Militär überschattet alles

Der Konflikt mit Indien prägt Pakistans Selbstverständnis seit seiner Gründung im Jahre 1947. Die alles überschattende Stellung der Armee ist denn auch auf diesen Konflikt zurückzuführen. Jüngstes Anschauungsbeispiel für die Furcht vor dem grossen Nachbarn bot das verheerende Erdbeben anfangs Oktober. Die pakistanische Regierung hat auf das Hilfsangebot aus Indien nur zögerlich reagiert. Indische Hilfe im pakistanischen Teil von Kashmir und die indische Offerte, Helikopter zur Verfügung zu stellen, wurden abgelehnt. Willkommen sind lediglich Hilfsgüter. Pakistan wird seit seiner Entstehung mehr oder weniger direkt von der Armee kontrolliert. Es liegt auf der Hand, dass die beherrschende Stellung der übermächtigen Armee für die Entwicklung von Vielstimmigkeit, Meinungsfreiheit und Demokratie ein denkbar schlechter Nährboden ist.

Musharraf kann als Verbündeter der USA auf deren Nachsichtigkeit zählen, wenn es darum geht, die Interessen des «War on Terror» zu verfolgen. Willkürliche Festnahmen, lebenslängliche Haft für Terrorverdächtige gehören im Rahmen des Anti-Terrorism Act genauso zum Programm wie besondere Gerichte, die «terroristische Verbrechen» mit beschleunigten Verfahren behandeln. Ein autoritär geführter Staat im «Krieg gegen den Terror» ist für die USA berechenbarer, als eine schwache Demokratie, deren Entwicklung nicht absehbar wäre.

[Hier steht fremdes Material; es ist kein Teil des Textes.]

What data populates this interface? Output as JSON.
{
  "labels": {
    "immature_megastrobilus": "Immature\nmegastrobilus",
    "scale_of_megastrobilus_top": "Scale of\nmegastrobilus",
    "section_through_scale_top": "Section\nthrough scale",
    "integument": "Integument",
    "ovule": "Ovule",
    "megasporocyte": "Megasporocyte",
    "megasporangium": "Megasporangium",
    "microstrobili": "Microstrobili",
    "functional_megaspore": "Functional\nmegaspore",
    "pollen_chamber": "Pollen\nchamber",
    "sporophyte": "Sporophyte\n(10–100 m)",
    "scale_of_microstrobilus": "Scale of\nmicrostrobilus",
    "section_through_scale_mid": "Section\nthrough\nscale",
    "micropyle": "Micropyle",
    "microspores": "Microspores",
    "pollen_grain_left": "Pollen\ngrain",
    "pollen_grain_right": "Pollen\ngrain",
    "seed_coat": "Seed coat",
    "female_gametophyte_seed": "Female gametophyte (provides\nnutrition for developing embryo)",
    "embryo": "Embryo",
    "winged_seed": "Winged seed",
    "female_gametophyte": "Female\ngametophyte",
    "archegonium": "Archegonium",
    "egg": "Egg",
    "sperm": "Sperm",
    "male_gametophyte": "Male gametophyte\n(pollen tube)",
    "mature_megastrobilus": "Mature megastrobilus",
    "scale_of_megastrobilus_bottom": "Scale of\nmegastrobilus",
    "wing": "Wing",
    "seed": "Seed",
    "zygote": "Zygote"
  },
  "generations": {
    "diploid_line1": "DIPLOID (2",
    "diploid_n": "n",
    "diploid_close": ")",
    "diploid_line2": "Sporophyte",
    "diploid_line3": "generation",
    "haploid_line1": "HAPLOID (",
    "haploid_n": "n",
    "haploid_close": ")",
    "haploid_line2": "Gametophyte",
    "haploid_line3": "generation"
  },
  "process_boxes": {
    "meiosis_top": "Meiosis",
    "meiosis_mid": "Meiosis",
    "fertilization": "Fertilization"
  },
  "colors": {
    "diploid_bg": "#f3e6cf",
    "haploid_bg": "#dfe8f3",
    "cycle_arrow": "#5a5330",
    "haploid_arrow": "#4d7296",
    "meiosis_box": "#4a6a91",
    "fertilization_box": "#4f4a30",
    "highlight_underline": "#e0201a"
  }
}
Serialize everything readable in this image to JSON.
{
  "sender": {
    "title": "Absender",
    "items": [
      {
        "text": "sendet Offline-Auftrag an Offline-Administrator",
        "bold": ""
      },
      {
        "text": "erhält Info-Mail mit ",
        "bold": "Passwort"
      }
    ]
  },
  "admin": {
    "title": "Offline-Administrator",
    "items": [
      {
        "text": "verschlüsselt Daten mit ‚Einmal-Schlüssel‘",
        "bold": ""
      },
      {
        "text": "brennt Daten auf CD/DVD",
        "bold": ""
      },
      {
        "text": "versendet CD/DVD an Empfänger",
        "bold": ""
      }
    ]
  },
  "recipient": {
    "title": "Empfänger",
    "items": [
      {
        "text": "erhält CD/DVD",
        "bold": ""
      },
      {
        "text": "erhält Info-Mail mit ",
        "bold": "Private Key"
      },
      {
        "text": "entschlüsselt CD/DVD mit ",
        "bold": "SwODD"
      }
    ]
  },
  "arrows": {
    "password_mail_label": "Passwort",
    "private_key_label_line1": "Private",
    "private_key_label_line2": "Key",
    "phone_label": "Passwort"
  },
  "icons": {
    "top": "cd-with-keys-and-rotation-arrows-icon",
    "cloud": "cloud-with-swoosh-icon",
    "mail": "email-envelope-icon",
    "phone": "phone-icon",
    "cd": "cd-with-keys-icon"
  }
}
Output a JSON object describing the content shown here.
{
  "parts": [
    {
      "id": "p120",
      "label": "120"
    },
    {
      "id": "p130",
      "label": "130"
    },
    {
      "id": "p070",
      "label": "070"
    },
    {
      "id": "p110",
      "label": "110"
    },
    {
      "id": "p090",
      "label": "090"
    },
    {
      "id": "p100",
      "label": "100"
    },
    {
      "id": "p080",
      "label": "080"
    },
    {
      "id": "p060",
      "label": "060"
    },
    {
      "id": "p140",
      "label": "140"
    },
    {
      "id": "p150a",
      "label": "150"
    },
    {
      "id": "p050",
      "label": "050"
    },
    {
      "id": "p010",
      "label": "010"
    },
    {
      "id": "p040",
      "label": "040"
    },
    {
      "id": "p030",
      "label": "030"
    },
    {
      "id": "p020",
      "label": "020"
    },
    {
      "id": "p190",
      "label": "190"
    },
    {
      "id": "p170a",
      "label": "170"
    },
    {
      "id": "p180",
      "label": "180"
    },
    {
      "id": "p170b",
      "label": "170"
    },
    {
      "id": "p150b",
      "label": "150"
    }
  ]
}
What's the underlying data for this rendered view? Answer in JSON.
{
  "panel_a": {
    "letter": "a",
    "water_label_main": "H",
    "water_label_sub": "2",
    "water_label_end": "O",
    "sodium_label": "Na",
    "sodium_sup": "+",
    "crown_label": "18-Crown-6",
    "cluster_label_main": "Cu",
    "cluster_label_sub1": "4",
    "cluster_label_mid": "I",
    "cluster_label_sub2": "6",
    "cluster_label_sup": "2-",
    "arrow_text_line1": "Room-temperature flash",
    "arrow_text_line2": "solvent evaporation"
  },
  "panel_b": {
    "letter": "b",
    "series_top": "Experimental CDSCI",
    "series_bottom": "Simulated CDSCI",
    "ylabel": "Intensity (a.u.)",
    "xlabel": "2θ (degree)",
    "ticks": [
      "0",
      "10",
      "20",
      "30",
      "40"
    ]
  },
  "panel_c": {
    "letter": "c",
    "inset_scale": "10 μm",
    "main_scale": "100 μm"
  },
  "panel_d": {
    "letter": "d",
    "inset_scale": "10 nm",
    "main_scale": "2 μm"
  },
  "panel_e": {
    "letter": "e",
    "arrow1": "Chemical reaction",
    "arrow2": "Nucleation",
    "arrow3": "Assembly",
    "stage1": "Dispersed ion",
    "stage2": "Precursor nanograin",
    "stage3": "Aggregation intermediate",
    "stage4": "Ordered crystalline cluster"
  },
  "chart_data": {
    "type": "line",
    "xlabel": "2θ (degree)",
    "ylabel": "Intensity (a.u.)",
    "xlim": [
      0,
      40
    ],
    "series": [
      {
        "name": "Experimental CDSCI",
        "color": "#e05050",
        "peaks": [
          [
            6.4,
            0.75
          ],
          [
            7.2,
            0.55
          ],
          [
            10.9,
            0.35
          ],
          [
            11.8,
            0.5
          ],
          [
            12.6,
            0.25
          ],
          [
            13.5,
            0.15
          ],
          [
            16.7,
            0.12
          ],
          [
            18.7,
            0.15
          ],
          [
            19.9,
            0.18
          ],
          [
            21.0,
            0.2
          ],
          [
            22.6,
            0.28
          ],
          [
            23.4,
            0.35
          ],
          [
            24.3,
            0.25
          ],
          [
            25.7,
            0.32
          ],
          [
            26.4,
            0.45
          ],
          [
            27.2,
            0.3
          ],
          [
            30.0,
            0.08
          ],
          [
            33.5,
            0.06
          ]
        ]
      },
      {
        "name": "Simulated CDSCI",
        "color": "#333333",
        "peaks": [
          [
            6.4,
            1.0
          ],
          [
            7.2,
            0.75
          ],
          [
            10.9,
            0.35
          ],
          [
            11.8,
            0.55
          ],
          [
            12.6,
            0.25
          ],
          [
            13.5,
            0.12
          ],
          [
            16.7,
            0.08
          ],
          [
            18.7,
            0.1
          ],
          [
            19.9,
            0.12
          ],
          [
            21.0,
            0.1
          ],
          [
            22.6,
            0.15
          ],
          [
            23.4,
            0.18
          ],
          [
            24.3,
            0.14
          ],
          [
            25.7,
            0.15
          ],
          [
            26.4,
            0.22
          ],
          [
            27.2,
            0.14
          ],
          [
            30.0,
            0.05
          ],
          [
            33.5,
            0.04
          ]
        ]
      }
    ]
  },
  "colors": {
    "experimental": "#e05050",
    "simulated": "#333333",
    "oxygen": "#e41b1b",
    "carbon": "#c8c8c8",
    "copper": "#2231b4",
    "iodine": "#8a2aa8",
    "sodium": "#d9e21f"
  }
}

Menschenrechtsverletzungen

Neben den Menschenrechtsverletzungen im Namen des Anti-Terror-Krieges werden diese laut Amnesty International vor allem aufgrund patriarchaler Willkür und Stammestradition verletzt. Dramatisch ist die Situation im Bezug auf Frauenrechte. Die sogenannten «honour killings», also das Recht einzelner Familien, zur Rettung der Ehre angeblich straffällige Frauen zu töten, kostet jedes Jahr Hunderten von Frauen das Leben. Der leiseste Verdacht auf sexuelle Eskapaden oder Ehebruch kann dem Todesurteil gleich kommen. Im Jahr 2000 wurden von 5000 «Ehrentötungen» weltweit 1000 in Pakistan ausgeführt. Werden Frauen vergewaltigt, laufen sie Gefahr, im doppelten Sinne Opfer zu werden. Juristische Schwachstelle ist die mangelnde Differenzierung zwischen Ehebruch und Vergewaltigung. Die Trennungslinie ist derart unscharf, dass Frauen, die wegen Vergewaltigungsdelikten vor Gericht erscheinen, in der Regel Gefahr laufen, wegen Ehebruch angeklagt zu werden, sofern sie die vollzogenene Vergewaltigung nicht eindeutig nachweisen können. Kann die Frau den Beweis nicht eindeutig erbringen, ist dies gleichzeitig ein Geständnis für ausserehelichen Geschlechtsverkehr. Die Beweislast liegt bei der Frau.

Unverändert besorgniserregend ist die Situation von religiösen Minderheiten in Pakistan. Der sogenannte Blasphemiparagraph führt bei Verurteilung zur Verhängung der Todesstrafe oder lebenslanger Freiheitsstrafe. Der Paragraph wird zur Legitimation von Übergriffen gegen religiöse Minderheiten missbraucht. Darunter zu leiden haben vor allem pakistanische Christen, da die Kooperation der Musharraf-Regierung im Anti-Terror-Kampf zum Erstarken jener islamistischen Gruppen geführt hat, die pakistanische Christen als Repräsentanten des verhassten Westens sehen. Diese Übergriffe werden aus innenpolitischen Gründen kaum verfolgt und geahndet. Die wachsende Intoleranz bekommen auch religiöse Minderheiten wie Hindus, Zikris und Ahmadis zu spüren.

Entwicklung statt Waffen

Weit mehr als die Hälfte der Erwachsenen in Pakistan sind Analphabeten. Die Militärausgaben übersteigen die Investitionen in Bildung und Gesundheit massiv. Wer in Bildung investiert, leistet einen nachhaltigen Beitrag zur Verbesserung der Menschenrechtslage. Wer Pakistan Waffen liefert, tut das Gegenteil und macht sich mitschuldig. Die Schweiz wäre da keine Ausnahme.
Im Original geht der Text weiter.